Speaking of the RIAA lawsuits, Public Knowledge's Mike Godwin has a new piece criticizing them. It's not about whether or not the recording industry has a right to sue, explains Godwin. It's about the choice to sue in the first place, and how the RIAA is going about doing it:
[It] seems obvious that the RIAA should pick the lawsuits prudently, based on solid evidence, so that when the cases are publicized it will be clear that the defendants deserved what they got.
That doesn't seem to be what's happening, however.
Instead, we see what
Wendy Seltzer calls
The Attack of the Subpoena-Bots -- automatic weapons-style lawsuits shot into a crowd of people that Internet searches have identified as potentially guilty of file-sharing copyrighted songs. Eager to avoid the expense of an attorney and recognizing that settling is the cheaper route, most of these seemingly
random targets give up rather than fight. Only, every once in a while, they refuse to settle -- an occurence so rare the RIAA attorneys evidently show up in court still thinking they've got the end-game sewn up.
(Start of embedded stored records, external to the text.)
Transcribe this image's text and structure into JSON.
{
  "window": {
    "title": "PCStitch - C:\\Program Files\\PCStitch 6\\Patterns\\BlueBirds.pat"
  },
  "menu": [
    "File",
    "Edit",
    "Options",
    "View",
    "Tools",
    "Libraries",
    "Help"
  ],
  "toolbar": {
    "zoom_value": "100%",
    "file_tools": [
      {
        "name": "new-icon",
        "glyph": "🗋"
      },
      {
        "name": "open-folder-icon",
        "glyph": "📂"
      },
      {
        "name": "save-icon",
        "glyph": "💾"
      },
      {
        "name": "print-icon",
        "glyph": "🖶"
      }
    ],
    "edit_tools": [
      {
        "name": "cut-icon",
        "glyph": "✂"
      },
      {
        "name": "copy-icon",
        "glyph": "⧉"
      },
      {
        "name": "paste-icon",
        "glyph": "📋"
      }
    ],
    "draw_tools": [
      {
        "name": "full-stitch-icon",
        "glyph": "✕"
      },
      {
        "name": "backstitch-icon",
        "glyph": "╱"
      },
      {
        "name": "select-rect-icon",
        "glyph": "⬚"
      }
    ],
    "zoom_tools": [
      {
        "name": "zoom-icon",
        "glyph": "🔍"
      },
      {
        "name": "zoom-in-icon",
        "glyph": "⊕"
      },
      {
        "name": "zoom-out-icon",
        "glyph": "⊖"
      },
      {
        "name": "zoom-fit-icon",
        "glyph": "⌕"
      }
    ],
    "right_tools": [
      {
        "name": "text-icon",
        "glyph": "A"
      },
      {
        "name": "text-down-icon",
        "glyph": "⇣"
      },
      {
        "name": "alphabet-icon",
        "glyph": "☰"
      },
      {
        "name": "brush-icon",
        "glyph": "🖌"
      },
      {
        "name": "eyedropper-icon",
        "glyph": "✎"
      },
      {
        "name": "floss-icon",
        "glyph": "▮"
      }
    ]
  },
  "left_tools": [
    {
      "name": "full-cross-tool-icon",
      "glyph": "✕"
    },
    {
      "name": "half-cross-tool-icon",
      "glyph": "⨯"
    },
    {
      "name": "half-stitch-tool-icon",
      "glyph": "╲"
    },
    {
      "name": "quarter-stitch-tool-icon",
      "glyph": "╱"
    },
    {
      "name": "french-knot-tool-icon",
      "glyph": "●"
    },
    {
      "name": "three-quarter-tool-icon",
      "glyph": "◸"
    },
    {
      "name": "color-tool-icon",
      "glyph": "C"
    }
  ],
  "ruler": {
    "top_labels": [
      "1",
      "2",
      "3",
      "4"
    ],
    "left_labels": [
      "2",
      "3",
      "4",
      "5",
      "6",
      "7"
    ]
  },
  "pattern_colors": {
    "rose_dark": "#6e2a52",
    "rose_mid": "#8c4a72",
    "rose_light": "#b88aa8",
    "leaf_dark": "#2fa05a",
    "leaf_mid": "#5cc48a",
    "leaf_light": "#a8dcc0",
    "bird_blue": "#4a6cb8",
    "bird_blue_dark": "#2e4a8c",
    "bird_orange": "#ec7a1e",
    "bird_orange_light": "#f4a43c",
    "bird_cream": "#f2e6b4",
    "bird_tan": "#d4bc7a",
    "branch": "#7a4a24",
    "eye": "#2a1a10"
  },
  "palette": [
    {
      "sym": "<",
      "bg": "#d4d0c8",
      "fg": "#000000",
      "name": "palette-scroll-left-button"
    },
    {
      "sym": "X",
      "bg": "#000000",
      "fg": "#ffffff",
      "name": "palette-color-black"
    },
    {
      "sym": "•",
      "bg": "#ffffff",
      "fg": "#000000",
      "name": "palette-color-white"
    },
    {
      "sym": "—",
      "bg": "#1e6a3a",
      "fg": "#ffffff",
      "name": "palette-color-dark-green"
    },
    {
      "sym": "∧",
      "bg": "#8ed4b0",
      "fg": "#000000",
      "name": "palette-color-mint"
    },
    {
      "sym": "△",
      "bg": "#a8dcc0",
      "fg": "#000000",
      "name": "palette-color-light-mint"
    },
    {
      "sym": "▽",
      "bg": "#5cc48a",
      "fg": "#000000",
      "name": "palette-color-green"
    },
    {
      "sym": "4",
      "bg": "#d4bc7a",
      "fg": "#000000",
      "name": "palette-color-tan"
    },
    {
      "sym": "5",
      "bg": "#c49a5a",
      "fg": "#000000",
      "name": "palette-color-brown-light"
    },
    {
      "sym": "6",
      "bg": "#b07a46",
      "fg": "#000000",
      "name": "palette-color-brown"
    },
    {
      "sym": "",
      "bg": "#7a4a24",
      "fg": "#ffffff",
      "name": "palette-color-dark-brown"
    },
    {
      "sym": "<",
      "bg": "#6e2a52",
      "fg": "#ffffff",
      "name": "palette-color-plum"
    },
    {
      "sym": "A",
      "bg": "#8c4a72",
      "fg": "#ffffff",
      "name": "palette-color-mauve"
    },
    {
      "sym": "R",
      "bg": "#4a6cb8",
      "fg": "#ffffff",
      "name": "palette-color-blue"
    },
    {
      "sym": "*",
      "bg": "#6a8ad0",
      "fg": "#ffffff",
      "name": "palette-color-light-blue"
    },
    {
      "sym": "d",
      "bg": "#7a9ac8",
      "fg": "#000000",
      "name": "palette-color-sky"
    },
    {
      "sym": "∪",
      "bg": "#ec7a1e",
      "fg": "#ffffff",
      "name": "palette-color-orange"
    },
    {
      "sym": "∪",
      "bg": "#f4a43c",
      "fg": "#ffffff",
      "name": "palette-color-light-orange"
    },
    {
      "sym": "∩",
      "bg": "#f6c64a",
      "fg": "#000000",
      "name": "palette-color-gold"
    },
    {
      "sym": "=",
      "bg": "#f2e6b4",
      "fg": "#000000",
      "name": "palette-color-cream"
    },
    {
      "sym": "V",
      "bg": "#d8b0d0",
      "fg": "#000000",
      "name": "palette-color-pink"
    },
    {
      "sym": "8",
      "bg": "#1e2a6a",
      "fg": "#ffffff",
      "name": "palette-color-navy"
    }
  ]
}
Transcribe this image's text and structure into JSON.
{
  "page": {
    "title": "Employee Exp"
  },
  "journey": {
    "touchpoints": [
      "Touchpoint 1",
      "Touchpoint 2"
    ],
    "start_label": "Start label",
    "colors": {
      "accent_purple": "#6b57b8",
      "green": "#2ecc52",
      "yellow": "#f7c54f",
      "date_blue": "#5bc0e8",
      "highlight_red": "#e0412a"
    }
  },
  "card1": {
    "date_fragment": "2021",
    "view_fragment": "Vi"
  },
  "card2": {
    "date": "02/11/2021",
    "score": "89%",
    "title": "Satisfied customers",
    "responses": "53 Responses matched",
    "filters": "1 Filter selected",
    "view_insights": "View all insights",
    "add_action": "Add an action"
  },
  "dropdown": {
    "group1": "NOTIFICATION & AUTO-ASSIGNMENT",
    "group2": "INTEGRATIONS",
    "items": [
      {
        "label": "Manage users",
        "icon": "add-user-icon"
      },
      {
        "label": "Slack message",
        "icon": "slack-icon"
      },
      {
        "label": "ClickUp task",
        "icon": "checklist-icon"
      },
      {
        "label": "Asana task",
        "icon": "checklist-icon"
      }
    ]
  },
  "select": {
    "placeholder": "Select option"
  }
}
Godwin provides a fr'instance -- a court appearance by Patricia Santangelo, transcribed here. Explains Godwin, "[The judge in the case] refused to be a mere conduit steering Ms. Santangelo to the RIAA's 'conference center' (which should properly be called a 'surrender center')."
Here, an excerpt from the transcript:
MR. MASCHIO: No, all I was suggesting, your Honor, is that, if she doesn't come with an attorney, that the more direct way of doing this -- and this is just to facilitate things -- is to deal directly with the conference center.
THE COURT: Not once you've filed an action in my court.
MR. MASCHIO: Okay.
THE COURT: You file an action in my court, your conference center is out of it. They have nothing to do with anything.
MR. MASCHIO: Okay. I'll give her my card.
THE COURT: If you are here, you are here as an officer of the court. You're taking up my time and cluttering up my calendar, so you will do it in the context of the Court. Maybe it will be with a magistrate judge, but you will be representing your client, not some conference center. And if your people want things to be done through the conference center, tell them not to bring lawsuits.
Nice. And a wonderful reminder that the lawsuits affect real people with real lives -- even busy judges who may chafe at the role they're being asked to play in this unfortunate, ineffective "education" campaign.